Reinforce already learned words

This point is mainly why I love this method. As I despise reading lists and repeatedly cramming words, I work on my understanding of previously encountered words in a less boring environment by reading. Besides, do you even look forward to your anki lists? If you do, all power to you, but I am really not a list person. Reading almost always reminds me of a word I already know. Most times, I do not remember the meaning of the word. When this happens, I simply open the naver dictionary, search for the term, read it and close. However  this word does not get added to some list, nor do I attempt cramming it on the spot. When this occurs again, I repeat the process until my brain recognizes the “commonness” and importance of the word that I never need to open the dictionary for that specific word. Cramming with a list may seem similar to this, but the main and most important difference is FUN. Reading a story while randomly learning new words is why it is more interesting and manageable in the long-term than cramming from a list.

I personally like to choose a webtoon, or an article from naver and re-read it until I know 80% of the vocabulary and grammar principles. With time, you will spend less time on an article with this process.

Learn new contexts of already known words

Yes, yes, yes to this. one cannot overemphasize the importance of this, especially when learning Korean. Now there are other and significantly better ways to expose yourself to the context of a word such as listening or watching a video.But reading is right up there in the top 3. For this to really work, you need to read content stemming from different genres. This is because our goal is not just to learn where a specific word can or should be used, but with what emotion it can be expressed. Now you could go a bit further with audiobooks.

Exposure to new words

You can, but you really don’t ALWAYS have to. If I notice a word pops up more than once in a text, book, article etc… it will definitely be looked up. However no cramming is involved in this. I usually leave it to fate to decide how important the word will be to me. So, if I encounter the word randomly in another text, I’ll just have to repeat the “reinforcement strategy” described in the first point.

Hidden grammar principles

You would be shocked to find out the grammar principles that are left out in a lot of popular korean grammar textbooks. Now, if you bought all the existing grammar books, you probably won’t be missing much, but are you really up to spending that amount of money ?
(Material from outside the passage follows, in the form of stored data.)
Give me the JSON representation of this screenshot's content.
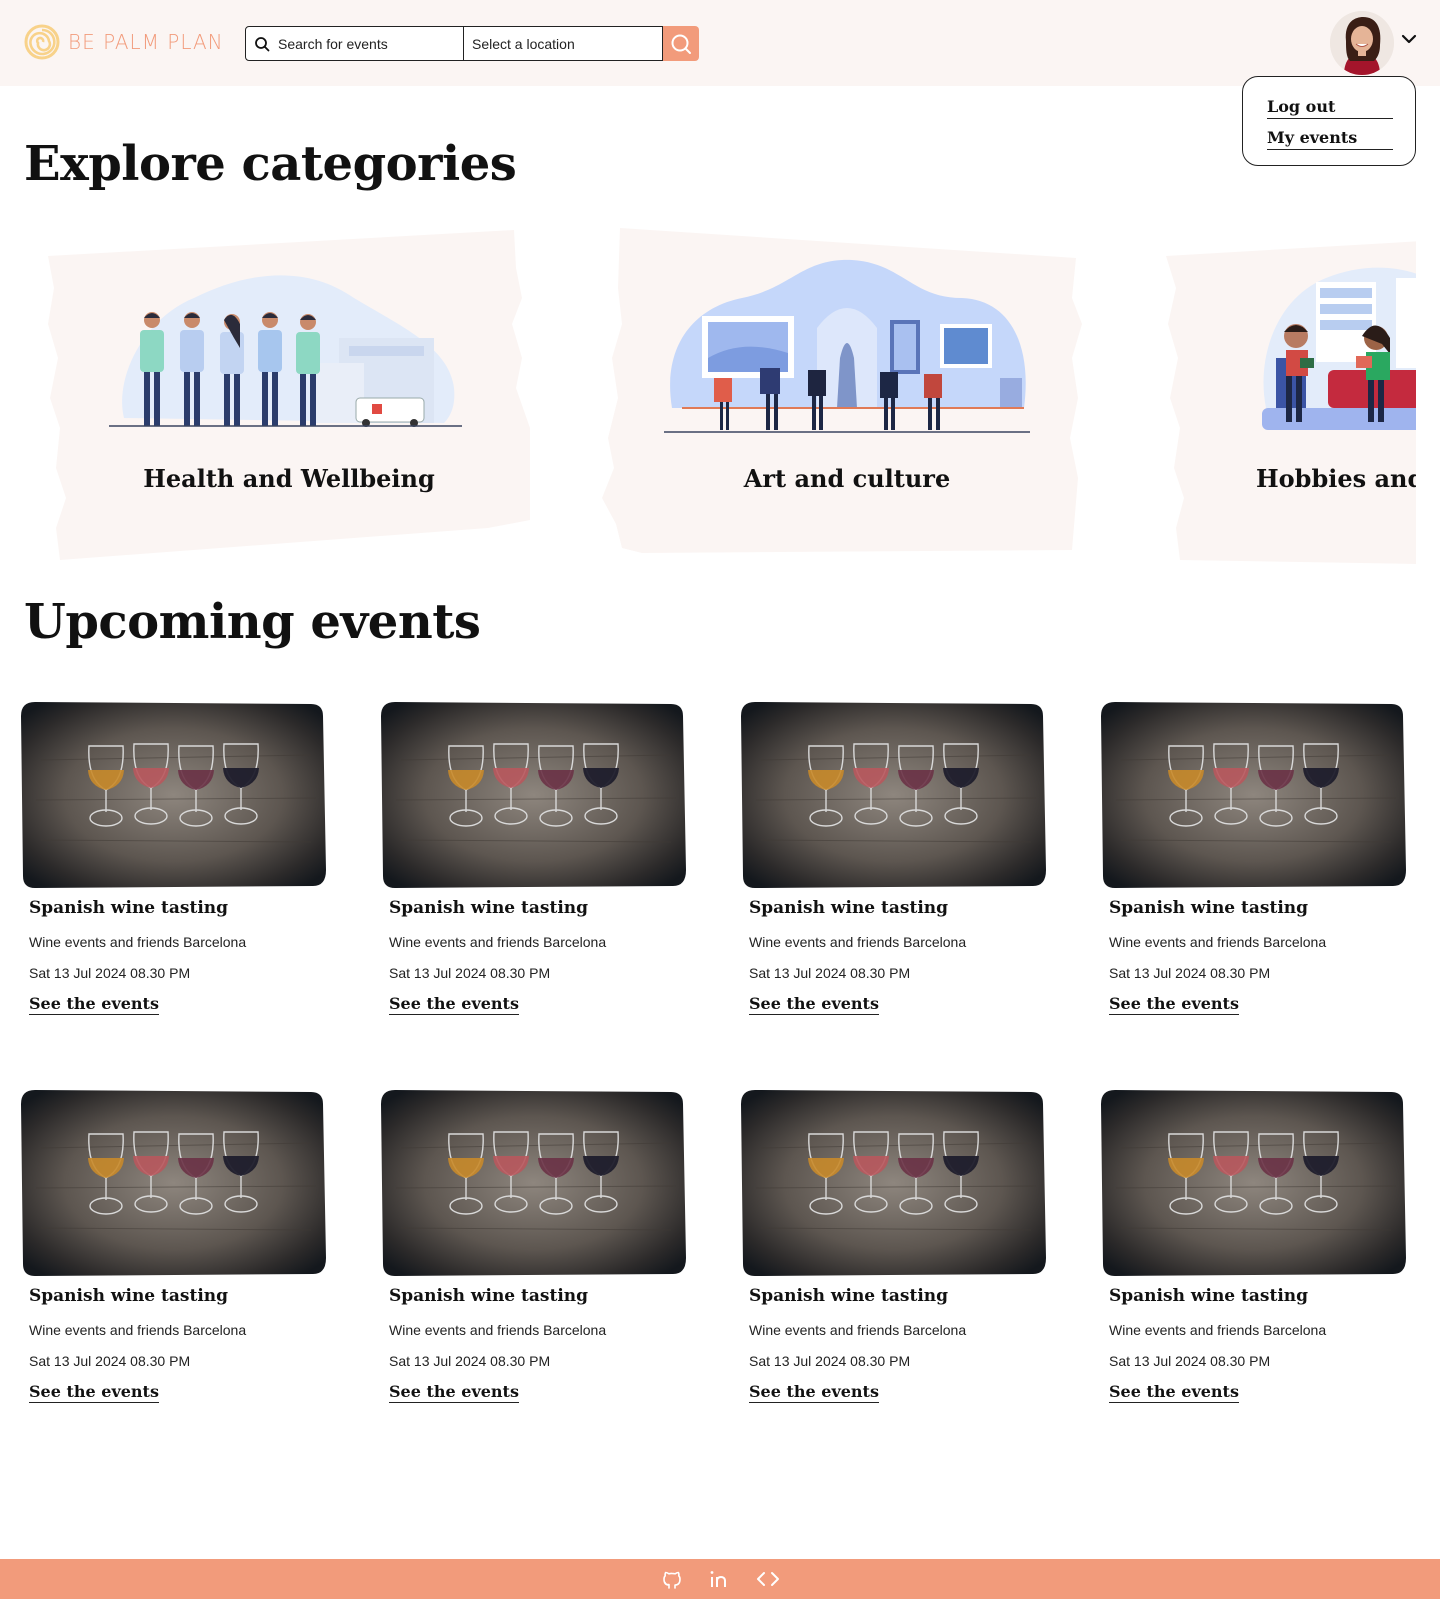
{
  "header": {
    "logo_text": "BE PALM PLAN",
    "search_placeholder": "Search for events",
    "location_placeholder": "Select a location",
    "search_button_icon": "search-icon"
  },
  "user_menu": {
    "avatar_icon": "user-avatar",
    "toggle_icon": "chevron-down-icon",
    "items": [
      {
        "label": "Log out"
      },
      {
        "label": "My events"
      }
    ]
  },
  "categories_section": {
    "heading": "Explore categories",
    "items": [
      {
        "label": "Health and Wellbeing",
        "illustration": "medical-team-illustration"
      },
      {
        "label": "Art and culture",
        "illustration": "art-gallery-illustration"
      },
      {
        "label": "Hobbies and",
        "illustration": "reading-people-illustration"
      }
    ]
  },
  "events_section": {
    "heading": "Upcoming events",
    "events": [
      {
        "title": "Spanish wine tasting",
        "organizer": "Wine events and friends Barcelona",
        "date": "Sat 13 Jul 2024 08.30 PM",
        "link": "See the events"
      },
      {
        "title": "Spanish wine tasting",
        "organizer": "Wine events and friends Barcelona",
        "date": "Sat 13 Jul 2024 08.30 PM",
        "link": "See the events"
      },
      {
        "title": "Spanish wine tasting",
        "organizer": "Wine events and friends Barcelona",
        "date": "Sat 13 Jul 2024 08.30 PM",
        "link": "See the events"
      },
      {
        "title": "Spanish wine tasting",
        "organizer": "Wine events and friends Barcelona",
        "date": "Sat 13 Jul 2024 08.30 PM",
        "link": "See the events"
      },
      {
        "title": "Spanish wine tasting",
        "organizer": "Wine events and friends Barcelona",
        "date": "Sat 13 Jul 2024 08.30 PM",
        "link": "See the events"
      },
      {
        "title": "Spanish wine tasting",
        "organizer": "Wine events and friends Barcelona",
        "date": "Sat 13 Jul 2024 08.30 PM",
        "link": "See the events"
      },
      {
        "title": "Spanish wine tasting",
        "organizer": "Wine events and friends Barcelona",
        "date": "Sat 13 Jul 2024 08.30 PM",
        "link": "See the events"
      },
      {
        "title": "Spanish wine tasting",
        "organizer": "Wine events and friends Barcelona",
        "date": "Sat 13 Jul 2024 08.30 PM",
        "link": "See the events"
      }
    ]
  },
  "footer": {
    "icons": [
      "github-icon",
      "linkedin-icon",
      "code-icon"
    ]
  },
  "colors": {
    "accent": "#f29b7b",
    "header_bg": "#fbf5f3",
    "category_bg": "#fbf5f3",
    "logo_spiral": "#f8d28a"
  }
}
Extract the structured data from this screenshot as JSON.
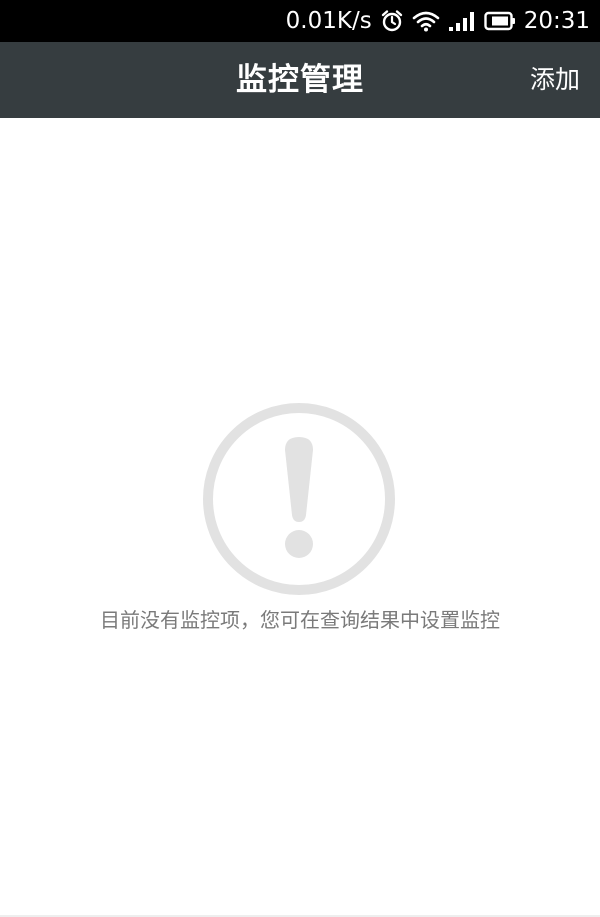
{
  "status_bar": {
    "network_speed": "0.01K/s",
    "time": "20:31",
    "icons": [
      "alarm-icon",
      "wifi-icon",
      "signal-icon",
      "battery-icon"
    ]
  },
  "header": {
    "title": "监控管理",
    "add_label": "添加"
  },
  "empty_state": {
    "icon": "exclamation-circle-icon",
    "message": "目前没有监控项，您可在查询结果中设置监控"
  },
  "colors": {
    "status_bar_bg": "#000000",
    "header_bg": "#363d40",
    "icon_gray": "#e2e2e2",
    "message_text": "#7a7a7a"
  }
}
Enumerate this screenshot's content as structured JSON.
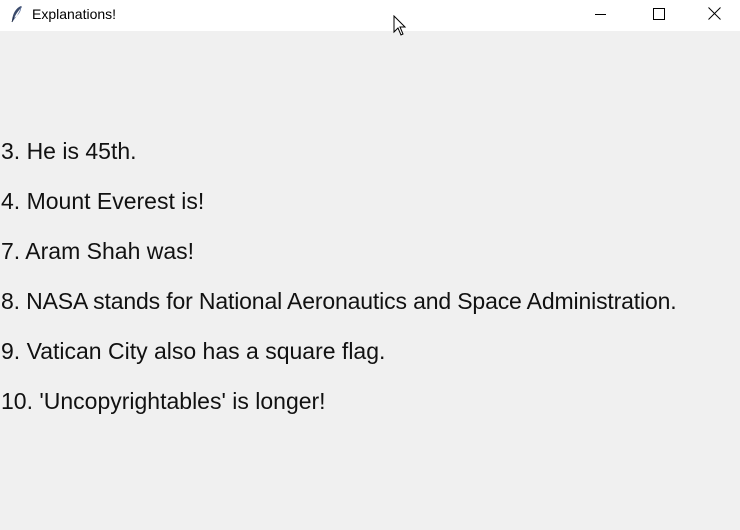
{
  "window": {
    "title": "Explanations!",
    "app_icon": "feather-icon",
    "controls": [
      "minimize-icon",
      "maximize-icon",
      "close-icon"
    ]
  },
  "explanations": [
    "3. He is 45th.",
    "4. Mount Everest is!",
    "7. Aram Shah was!",
    "8. NASA stands for National Aeronautics and Space Administration.",
    "9. Vatican City also has a square flag.",
    "10. 'Uncopyrightables' is longer!"
  ],
  "colors": {
    "titlebar_bg": "#ffffff",
    "window_bg": "#f0f0f0",
    "text": "#111111"
  }
}
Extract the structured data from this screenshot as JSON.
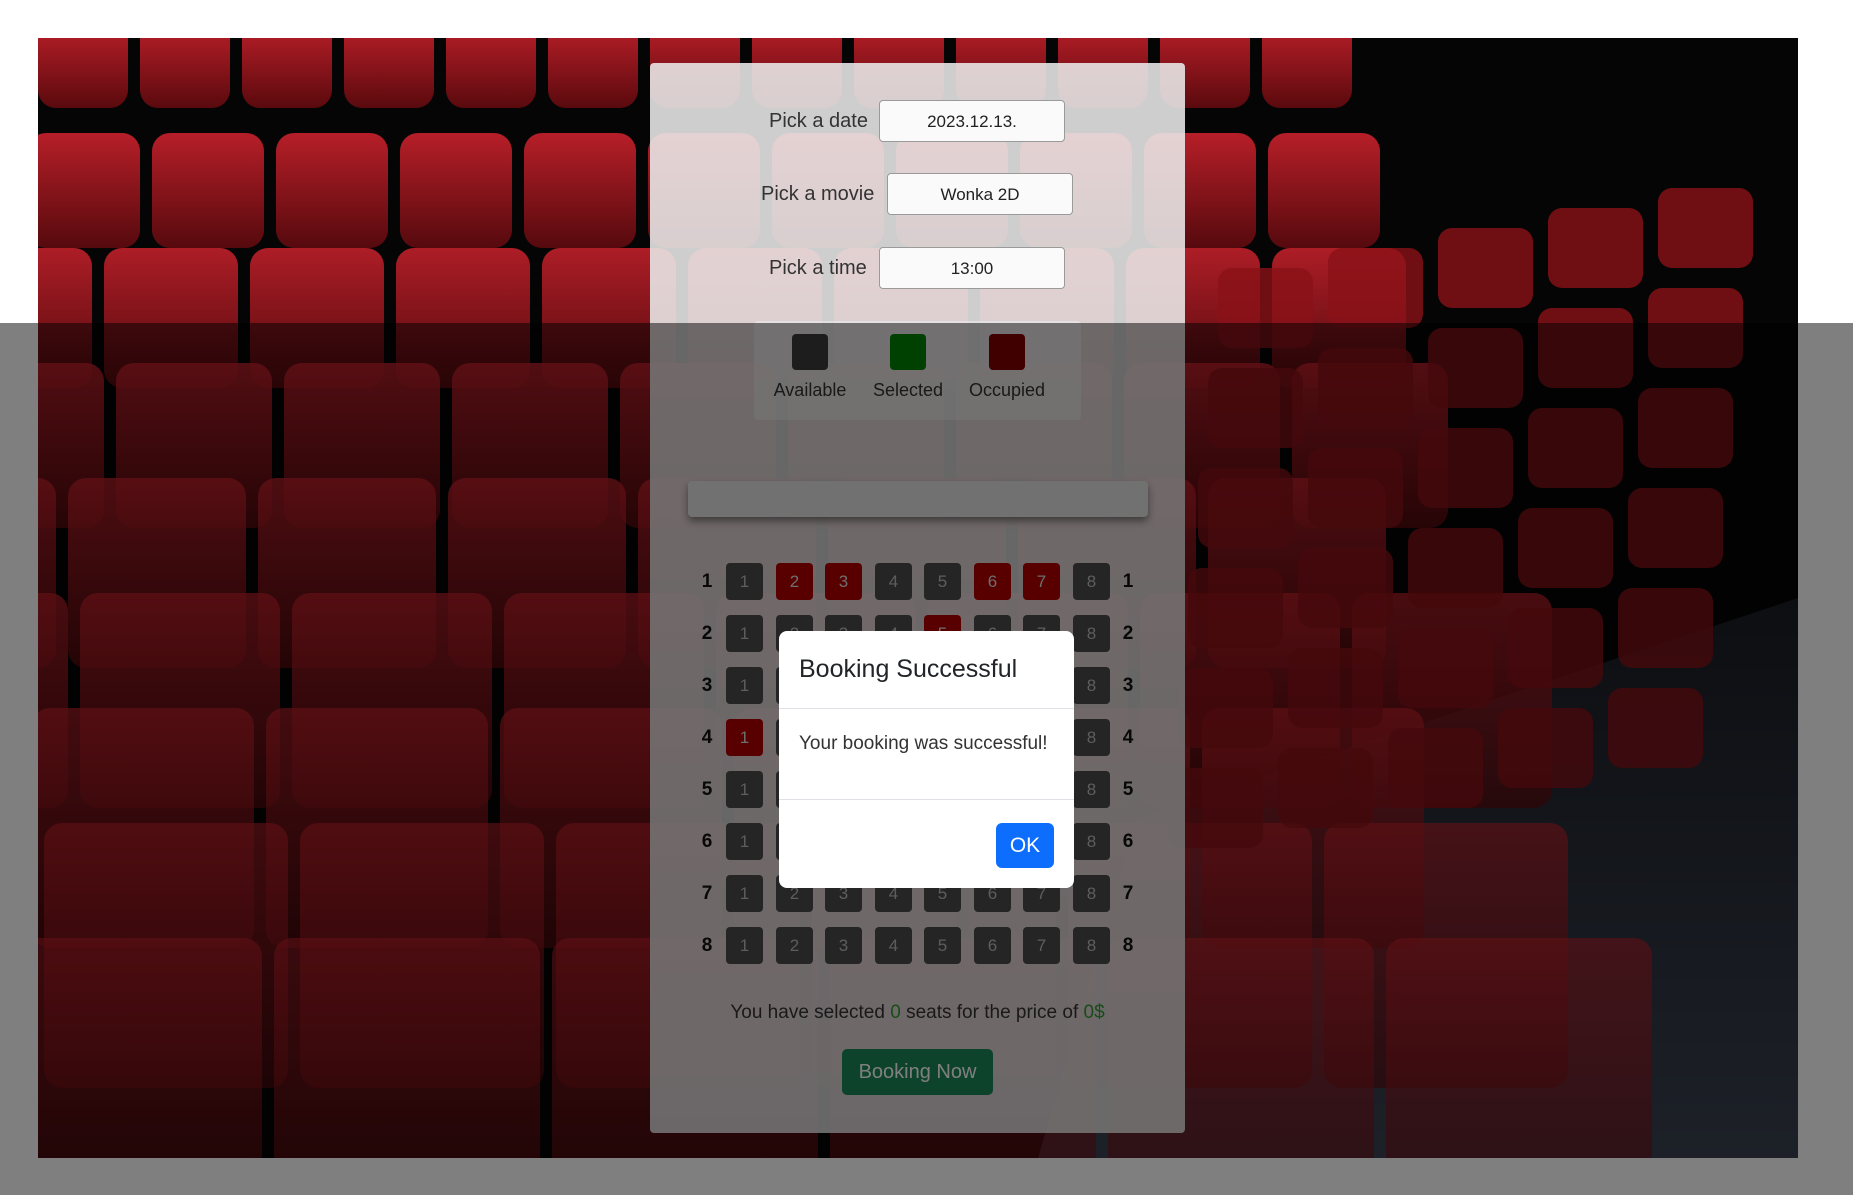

Reading comments, articles on naver or community posts on nate pann would not only provide practical context to abstract grammar principles, but help you get to know new ones.

Improvement of confidence in comprehension

This applies to every language really. The more you are exposed to a language, the more confident you are using it. However, whether you have more confidence while speaking, listening, writing or reading in a specific language, especially in Korean, very much depends on how much practice you invest in each area. By reading interesting content, your desire to understand not only the grammar principles and the vocabulary but the content itself will skyrocket your comprehension skills. Besides, unlike speaking and listening, you aren’t in a rush. You can take your time and re-read some chapters. So take advantage of this.

Focus on more common and natural words than random vocabulary you do not even know in your own language

Based on my experience, this really depends on the type of content you are reading. If you decide to read an article on diabetes in Korean, you are most likely going to learn some medical terms you may never use. So to really exploit this opportunity, attempt reading the comments under a youtube video or instagram posts of a korean. But try not to focus too much on the grammar, because you will come across some comments that will make you question the accuracy of your korean grammar textbooks. Forgetting that even native speakers could make mistakes or/and typos. If you get bored of reading comments, read the “korean” subtitles on Korean youtube videos. Do make sure they are not AI generated; we do not want to sound like robots. Here you could find a list of korean youtube videos with korean subtitles.

Closing Remarks

  • You do not have to read every day.
  • One does not need to read the same book, article, comment section, subtitles every day
  • You could take a break and jump to webtoons or listening practice or even watch a show with subs
  • Try to be flexible.
  • For longevity, the goal is consistency which demands interest and desire. Flexibility keeps everything fresh and engaging.